The article proposes the courageous minority as an alternative theory of educational change. Rather than waiting for a system-wide mandate or universal consensus, a relatively small group of teachers, students, leaders, families, and community partners can create meaningful alternatives in the spaces they actually control. A classroom, advisory, exhibition, capstone, interdisciplinary project, community partnership, or school-within-a-school can become a protected space in which different assumptions about learning are put into practice.

This approach does not treat small-scale action as a second-best substitute for "real" reform. Drawing on panarchy theory, Zhao argues that complex systems do not change only from the top down. Smaller, semi-protected parts of a system can experiment, develop viable alternatives, attract allies, and influence larger structures over time. A courageous minority can thus generate evidence, new norms, and examples of possibility before a larger system is ready to authorize them.

The theory also recognizes urgency. Students are already living with AI, navigating assignments that may have little meaning beyond compliance, and encountering assessments that reward performances machines can increasingly produce. Even a rapid policy response would arrive too late for many students now moving through school. The courageous minority approach asks educators not to wait for permission to begin making learning more personalized, more problem-centered, and more connected to human contribution.

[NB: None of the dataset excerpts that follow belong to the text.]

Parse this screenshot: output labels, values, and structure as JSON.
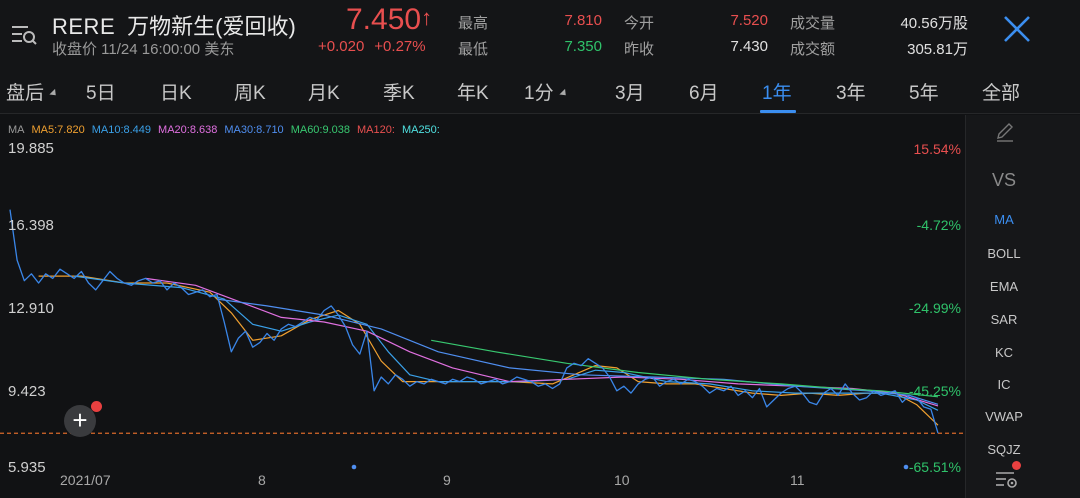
{
  "header": {
    "code": "RERE",
    "name": "万物新生(爱回收)",
    "status": "收盘价 11/24 16:00:00 美东",
    "price": "7.450",
    "price_arrow": "↑",
    "change": "+0.020",
    "change_pct": "+0.27%",
    "stats": [
      {
        "label": "最高",
        "value": "7.810",
        "color": "#e84f4f"
      },
      {
        "label": "最低",
        "value": "7.350",
        "color": "#2fc26a"
      },
      {
        "label": "今开",
        "value": "7.520",
        "color": "#e84f4f"
      },
      {
        "label": "昨收",
        "value": "7.430",
        "color": "#e0e0e0"
      },
      {
        "label": "成交量",
        "value": "40.56万股",
        "color": "#e0e0e0"
      },
      {
        "label": "成交额",
        "value": "305.81万",
        "color": "#e0e0e0"
      }
    ],
    "icons": {
      "menu": "menu-search-icon",
      "close": "close-icon"
    }
  },
  "tabs": [
    {
      "label": "盘后",
      "dropdown": true
    },
    {
      "label": "5日"
    },
    {
      "label": "日K"
    },
    {
      "label": "周K"
    },
    {
      "label": "月K"
    },
    {
      "label": "季K"
    },
    {
      "label": "年K"
    },
    {
      "label": "1分",
      "dropdown": true
    },
    {
      "label": "3月"
    },
    {
      "label": "6月"
    },
    {
      "label": "1年",
      "active": true
    },
    {
      "label": "3年"
    },
    {
      "label": "5年"
    },
    {
      "label": "全部"
    }
  ],
  "ma_legend": [
    {
      "text": "MA",
      "color": "#9a9a9a"
    },
    {
      "text": "MA5:7.820",
      "color": "#f0a030"
    },
    {
      "text": "MA10:8.449",
      "color": "#3aa0e8"
    },
    {
      "text": "MA20:8.638",
      "color": "#e070e0"
    },
    {
      "text": "MA30:8.710",
      "color": "#4f8ef0"
    },
    {
      "text": "MA60:9.038",
      "color": "#38c870"
    },
    {
      "text": "MA120:",
      "color": "#e85050"
    },
    {
      "text": "MA250:",
      "color": "#50e0e0"
    }
  ],
  "chart_data": {
    "type": "line",
    "y_labels": [
      "19.885",
      "16.398",
      "12.910",
      "9.423",
      "5.935"
    ],
    "pct_labels": [
      {
        "text": "15.54%",
        "color": "#e84f4f"
      },
      {
        "text": "-4.72%",
        "color": "#2fc26a"
      },
      {
        "text": "-24.99%",
        "color": "#2fc26a"
      },
      {
        "text": "-45.25%",
        "color": "#2fc26a"
      },
      {
        "text": "-65.51%",
        "color": "#2fc26a"
      }
    ],
    "x_labels": [
      "2021/07",
      "8",
      "9",
      "10",
      "11"
    ],
    "ylim": [
      5.935,
      19.885
    ],
    "reference_price": 7.45,
    "xlim": [
      0,
      130
    ],
    "series": [
      {
        "name": "price",
        "color": "#3a86e8",
        "x": [
          0,
          1,
          2,
          3,
          4,
          5,
          6,
          7,
          8,
          9,
          10,
          11,
          12,
          13,
          14,
          15,
          16,
          17,
          18,
          19,
          20,
          21,
          22,
          23,
          24,
          25,
          26,
          27,
          28,
          29,
          30,
          31,
          32,
          33,
          34,
          35,
          36,
          37,
          38,
          39,
          40,
          41,
          42,
          43,
          44,
          45,
          46,
          47,
          48,
          49,
          50,
          51,
          52,
          53,
          54,
          55,
          56,
          57,
          58,
          59,
          60,
          61,
          62,
          63,
          64,
          65,
          66,
          67,
          68,
          69,
          70,
          71,
          72,
          73,
          74,
          75,
          76,
          77,
          78,
          79,
          80,
          81,
          82,
          83,
          84,
          85,
          86,
          87,
          88,
          89,
          90,
          91,
          92,
          93,
          94,
          95,
          96,
          97,
          98,
          99,
          100,
          101,
          102,
          103,
          104,
          105,
          106,
          107,
          108,
          109,
          110,
          111,
          112,
          113,
          114,
          115,
          116,
          117,
          118,
          119,
          120,
          121,
          122,
          123,
          124,
          125,
          126,
          127,
          128,
          129,
          130
        ],
        "values": [
          17.2,
          15.0,
          14.1,
          14.4,
          14.0,
          14.4,
          14.2,
          14.6,
          14.4,
          14.2,
          14.5,
          14.0,
          13.7,
          14.1,
          14.5,
          14.2,
          14.0,
          13.9,
          14.1,
          14.2,
          14.0,
          14.1,
          13.7,
          14.0,
          13.8,
          13.5,
          13.6,
          13.7,
          13.4,
          13.5,
          12.3,
          11.0,
          11.6,
          11.9,
          11.2,
          11.4,
          11.8,
          11.5,
          12.0,
          12.2,
          12.1,
          12.3,
          12.5,
          12.4,
          12.8,
          13.0,
          12.6,
          12.1,
          11.3,
          10.9,
          11.9,
          9.3,
          9.9,
          9.6,
          10.0,
          9.8,
          9.5,
          9.7,
          9.6,
          9.8,
          9.7,
          9.6,
          9.8,
          9.7,
          9.9,
          9.8,
          9.6,
          9.7,
          9.8,
          9.6,
          9.7,
          9.9,
          9.8,
          9.7,
          9.5,
          9.6,
          9.4,
          9.6,
          10.3,
          10.5,
          10.4,
          10.7,
          10.5,
          10.3,
          9.9,
          9.3,
          9.5,
          9.2,
          9.6,
          9.8,
          9.9,
          9.5,
          9.7,
          9.8,
          9.6,
          9.8,
          9.7,
          9.5,
          9.2,
          9.4,
          9.3,
          9.5,
          9.1,
          9.3,
          9.0,
          9.4,
          8.6,
          8.9,
          9.2,
          9.4,
          9.5,
          9.2,
          8.8,
          8.7,
          9.2,
          9.4,
          9.1,
          9.6,
          9.2,
          8.9,
          9.0,
          9.3,
          9.1,
          9.2,
          9.3,
          8.8,
          9.1,
          9.0,
          8.6,
          8.5,
          7.45
        ]
      },
      {
        "name": "MA5",
        "color": "#f0a030",
        "x": [
          4,
          10,
          16,
          22,
          28,
          31,
          34,
          38,
          42,
          46,
          49,
          52,
          55,
          58,
          64,
          70,
          76,
          79,
          82,
          85,
          88,
          92,
          96,
          100,
          104,
          108,
          112,
          116,
          120,
          124,
          127,
          130
        ],
        "values": [
          14.3,
          14.3,
          14.0,
          14.0,
          13.6,
          12.7,
          11.5,
          11.7,
          12.4,
          12.8,
          12.2,
          10.6,
          9.7,
          9.7,
          9.7,
          9.7,
          9.6,
          10.0,
          10.4,
          10.3,
          9.7,
          9.6,
          9.6,
          9.4,
          9.2,
          9.1,
          9.2,
          9.1,
          9.2,
          9.2,
          8.7,
          7.8
        ]
      },
      {
        "name": "MA10",
        "color": "#3aa0e8",
        "x": [
          9,
          16,
          24,
          30,
          34,
          38,
          42,
          46,
          50,
          53,
          56,
          60,
          66,
          72,
          78,
          82,
          86,
          92,
          98,
          104,
          110,
          116,
          122,
          127,
          130
        ],
        "values": [
          14.3,
          14.0,
          13.8,
          13.3,
          12.2,
          11.9,
          12.3,
          12.6,
          12.2,
          11.0,
          10.0,
          9.7,
          9.7,
          9.7,
          9.8,
          10.2,
          10.1,
          9.7,
          9.6,
          9.3,
          9.2,
          9.2,
          9.2,
          8.9,
          8.45
        ]
      },
      {
        "name": "MA20",
        "color": "#e070e0",
        "x": [
          19,
          26,
          32,
          38,
          44,
          50,
          56,
          62,
          70,
          78,
          86,
          94,
          102,
          110,
          118,
          124,
          130
        ],
        "values": [
          14.2,
          13.9,
          13.2,
          12.5,
          12.3,
          11.9,
          11.0,
          10.3,
          9.7,
          9.8,
          9.9,
          9.8,
          9.6,
          9.5,
          9.4,
          9.2,
          8.64
        ]
      },
      {
        "name": "MA30",
        "color": "#4f8ef0",
        "x": [
          29,
          36,
          44,
          52,
          60,
          70,
          80,
          90,
          100,
          110,
          120,
          126,
          130
        ],
        "values": [
          13.3,
          13.0,
          12.6,
          12.0,
          11.0,
          10.3,
          10.0,
          9.9,
          9.8,
          9.5,
          9.3,
          9.1,
          8.71
        ]
      },
      {
        "name": "MA60",
        "color": "#38c870",
        "x": [
          59,
          68,
          78,
          88,
          98,
          108,
          116,
          122,
          130
        ],
        "values": [
          11.5,
          11.0,
          10.5,
          10.1,
          9.8,
          9.6,
          9.4,
          9.3,
          9.04
        ]
      }
    ]
  },
  "side_panel": {
    "items": [
      "VS",
      "MA",
      "BOLL",
      "EMA",
      "SAR",
      "KC",
      "IC",
      "VWAP",
      "SQJZ"
    ],
    "active": "MA",
    "icons": {
      "top": "pencil-icon",
      "bottom": "settings-icon"
    }
  }
}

For school leaders, this means creating and protecting room for experimentation rather than imposing another uniform reform. For teachers, it means designing learning around meaningful problems, student agency, long-term inquiry, revision, and public contribution. For students and community partners, it means becoming co-authors of educational change rather than recipients of it.

The article's argument is already being tested through a global network of about 20 schools. Participants from different countries are designing locally grounded experiments, including learner-agency days, capstone projects, student podcasts, AI-supported inquiry, problem-finding initiatives, innovation groups, and schools within schools. Their work illustrates the article's central proposition: transformational change need not begin when an entire system agrees. It can begin when courageous people act in the zones of possibility they already possess.

In the age of AI, Zhao concludes, the future of education may depend less on the newest technology than on whether enough people are willing to create forms of schooling that students find genuinely worth doing.